Outlier Detection in Categorical Data Based on Frequency Distributions.
Detecting outliers by frequency distributions is especially useful for detecting outliers in categorical variables. In this case, the column “Area Name” is the most suitable for illustrating this point as it contains categorical variables used to identify where a crime was committed. Below is the result of the outlier detection:
No outliers were in the “Area Name” column, so the data was essentially unchanged.
Some other methods of statistical detection of anomaly include Z-score and modified Z-score.
Conclusion
In conclusion, data processing and feature engineering are critical stages in the data analysis pipeline that are crucial in preparing raw data for analysis and modeling. Within these stages, handling missing data and identifying outliers are essential steps that significantly impact the quality and accuracy of the analysis.
Visualizing missing data allows data analysts to comprehensively understand the dataset's completeness, aiding in informed decisions about handling missing values.
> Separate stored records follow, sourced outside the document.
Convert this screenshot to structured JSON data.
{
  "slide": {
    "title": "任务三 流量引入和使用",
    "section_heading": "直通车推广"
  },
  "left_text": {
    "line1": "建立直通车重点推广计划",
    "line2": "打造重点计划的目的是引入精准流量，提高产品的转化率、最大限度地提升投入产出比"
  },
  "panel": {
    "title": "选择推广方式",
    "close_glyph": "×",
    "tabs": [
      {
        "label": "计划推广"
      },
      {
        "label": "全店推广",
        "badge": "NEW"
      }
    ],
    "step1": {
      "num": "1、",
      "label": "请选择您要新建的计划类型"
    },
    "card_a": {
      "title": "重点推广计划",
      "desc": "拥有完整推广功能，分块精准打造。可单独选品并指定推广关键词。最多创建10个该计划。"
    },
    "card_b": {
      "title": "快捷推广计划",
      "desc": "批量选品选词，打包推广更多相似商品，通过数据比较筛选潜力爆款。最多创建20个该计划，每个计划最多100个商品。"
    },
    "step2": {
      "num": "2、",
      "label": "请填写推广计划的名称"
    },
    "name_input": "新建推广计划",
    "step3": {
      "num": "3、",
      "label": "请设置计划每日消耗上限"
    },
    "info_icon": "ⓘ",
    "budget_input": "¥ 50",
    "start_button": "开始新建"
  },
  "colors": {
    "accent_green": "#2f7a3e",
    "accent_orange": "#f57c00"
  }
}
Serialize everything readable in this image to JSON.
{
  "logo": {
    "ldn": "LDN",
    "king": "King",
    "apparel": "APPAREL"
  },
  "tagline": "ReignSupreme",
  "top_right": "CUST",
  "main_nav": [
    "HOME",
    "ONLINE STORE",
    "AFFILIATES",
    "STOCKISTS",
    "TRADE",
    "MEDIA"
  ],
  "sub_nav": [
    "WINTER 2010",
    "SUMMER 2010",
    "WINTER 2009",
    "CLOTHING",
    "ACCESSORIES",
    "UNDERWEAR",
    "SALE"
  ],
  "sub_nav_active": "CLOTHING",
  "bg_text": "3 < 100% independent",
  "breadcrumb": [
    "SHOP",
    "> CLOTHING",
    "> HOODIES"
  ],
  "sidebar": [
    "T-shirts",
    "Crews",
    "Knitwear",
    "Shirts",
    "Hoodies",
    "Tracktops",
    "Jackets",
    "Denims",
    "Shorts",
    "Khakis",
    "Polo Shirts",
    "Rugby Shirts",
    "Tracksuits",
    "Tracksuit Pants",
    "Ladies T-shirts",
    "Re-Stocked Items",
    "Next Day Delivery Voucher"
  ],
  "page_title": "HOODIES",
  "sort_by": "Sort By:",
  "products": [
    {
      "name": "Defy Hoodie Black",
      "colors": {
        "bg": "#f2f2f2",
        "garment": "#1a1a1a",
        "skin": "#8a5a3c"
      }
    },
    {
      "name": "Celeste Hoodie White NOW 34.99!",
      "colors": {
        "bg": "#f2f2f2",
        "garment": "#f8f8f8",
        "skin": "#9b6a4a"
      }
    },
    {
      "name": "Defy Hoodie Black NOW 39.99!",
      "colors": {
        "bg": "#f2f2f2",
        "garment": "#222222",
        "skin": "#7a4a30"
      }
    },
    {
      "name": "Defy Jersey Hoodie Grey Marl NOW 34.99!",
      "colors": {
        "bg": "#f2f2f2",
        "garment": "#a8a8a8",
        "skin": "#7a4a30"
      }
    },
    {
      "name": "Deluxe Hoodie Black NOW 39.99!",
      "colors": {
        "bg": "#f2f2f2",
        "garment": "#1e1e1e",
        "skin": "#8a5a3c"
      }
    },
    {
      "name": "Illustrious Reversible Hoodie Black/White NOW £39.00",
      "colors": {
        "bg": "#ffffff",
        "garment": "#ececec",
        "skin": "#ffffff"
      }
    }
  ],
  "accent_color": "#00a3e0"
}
Techniques like heatmaps help identify columns with a higher concentration of missing data, enabling data scientists to devise appropriate strategies such as imputation or removal of incomplete observations.
Detecting outliers is equally essential, as these unusual data points can skew statistical measures and affect the performance of machine learning models. We can effectively identify outliers in numerical and time-based data using machine learning techniques like Isolation Forest and Seasonal Hybrid ESD Tests, respectively. Additionally, analyzing frequency distributions aids in detecting outliers in categorical variables, contributing to a more robust analysis.
However, it is crucial to approach outlier detection with care, especially in sensitive datasets such as crime data, where anomalies can represent genuine occurrences. Distinguishing meaningful anomalies from data artifacts is essential to ensure that our conclusions and predictive models are based on reliable and representative data.
These techniques provide a solid foundation for further exploration and analysis, helping data analysts and scientists make better-informed decisions and draw meaningful conclusions from the data. As we refine our approach and leverage advanced methods, data processing and feature engineering will become more efficient, ensuring the accurate and reliable analysis of complex datasets in diverse domains.